Stat Med. 2018 May 10;37(10):1587-1607. doi: 10.1002/sim.7614. Epub 2018 Feb 20.
In a 2×2 crossover trial for establishing average bioequivalence (ABE) of a generic agent and a currently marketed drug, the recommended approach to hypothesis testing is the two one-sided test (TOST) procedure, which depends, among other things, on the estimated within-subject variability. The power of this procedure, and therefore the sample size required to achieve a minimum power, depends on having a good estimate of this variability. When there is uncertainty, it is advisable to plan the design in two stages, with an interim sample size reestimation after the first stage, using an interim estimate of the within-subject variability. One method and 3 variations of doing this were proposed by Potvin et al. Using simulation, the operating characteristics, including the empirical type I error rate, of the 4 variations (called Methods A, B, C, and D) were assessed by Potvin et al and Methods B and C were recommended. However, none of these 4 variations formally controls the type I error rate of falsely claiming ABE, even though the amount of inflation produced by Method C was considered acceptable. A major disadvantage of assessing type I error rate inflation using simulation is that unless all possible scenarios for the intended design and analysis are investigated, it is impossible to be sure that the type I error rate is controlled. Here, we propose an alternative, principled method of sample size reestimation that is guaranteed to control the type I error rate at any given significance level.
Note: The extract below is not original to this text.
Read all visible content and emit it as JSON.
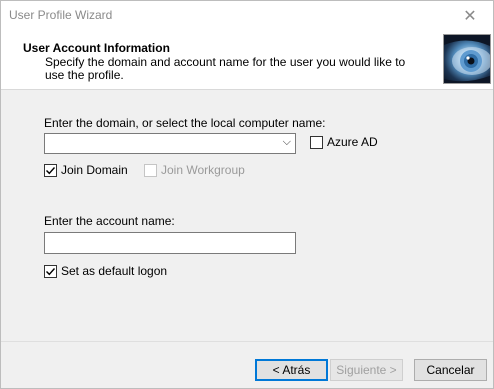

This method uses a new version of the inverse-normal combination of p-values test, in conjunction with standard group sequential techniques, that is more robust to large deviations in initial assumptions regarding the variability of the pharmacokinetic endpoints. The sample size reestimation step is based on significance levels and power requirements that are conditional on the first-stage results. This necessitates a discussion and exploitation of the peculiar properties of the power curve of the TOST testing procedure. We illustrate our approach with an example based on a real ABE study and compare the operating characteristics of our proposed method with those of Method B of Povin et al.
在一项用于确定仿制药和当前市场药物平均生物等效性(ABE)的 2×2 交叉试验中,假设检验的推荐方法是双单边检验(TOST)程序,该程序除其他外,取决于个体内变异性的估计值。该程序的功效,以及实现最小功效所需的样本量,取决于对这种变异性的良好估计。当存在不确定性时,最好分两个阶段设计方案,在第一阶段后使用个体内变异性的中期估计值重新估计中期样本量。Potvin 等人提出了一种方法和 3 种变体来实现这一目标。Potvin 等人使用模拟评估了这 4 种变体(称为方法 A、B、C 和 D)的操作特征,包括经验性Ⅰ型错误率,推荐使用方法 B 和 C。然而,这 4 种变体都没有正式控制错误声称 ABE 的Ⅰ型错误率,尽管方法 C 产生的膨胀量被认为是可以接受的。使用模拟评估Ⅰ型错误率膨胀的一个主要缺点是,除非调查了拟议设计和分析的所有可能情况,否则无法确定Ⅰ型错误率得到了控制。在这里,我们提出了一种替代的、有原则的样本量重新估计方法,该方法可在任何给定的显著水平下保证控制Ⅰ型错误率。该方法使用新的逆正态组合 p 值检验版本,结合标准的群组序贯技术,在对药代动力学终点变异性的初始假设存在较大偏差时更稳健。样本量重新估计步骤基于第一阶段结果的置信水平和功效要求。这需要讨论和利用 TOST 检验程序功效曲线的特殊性质。我们通过一个基于真实 ABE 研究的例子来说明我们的方法,并将我们提出的方法与 Potvin 等人的方法 B 的操作特征进行比较。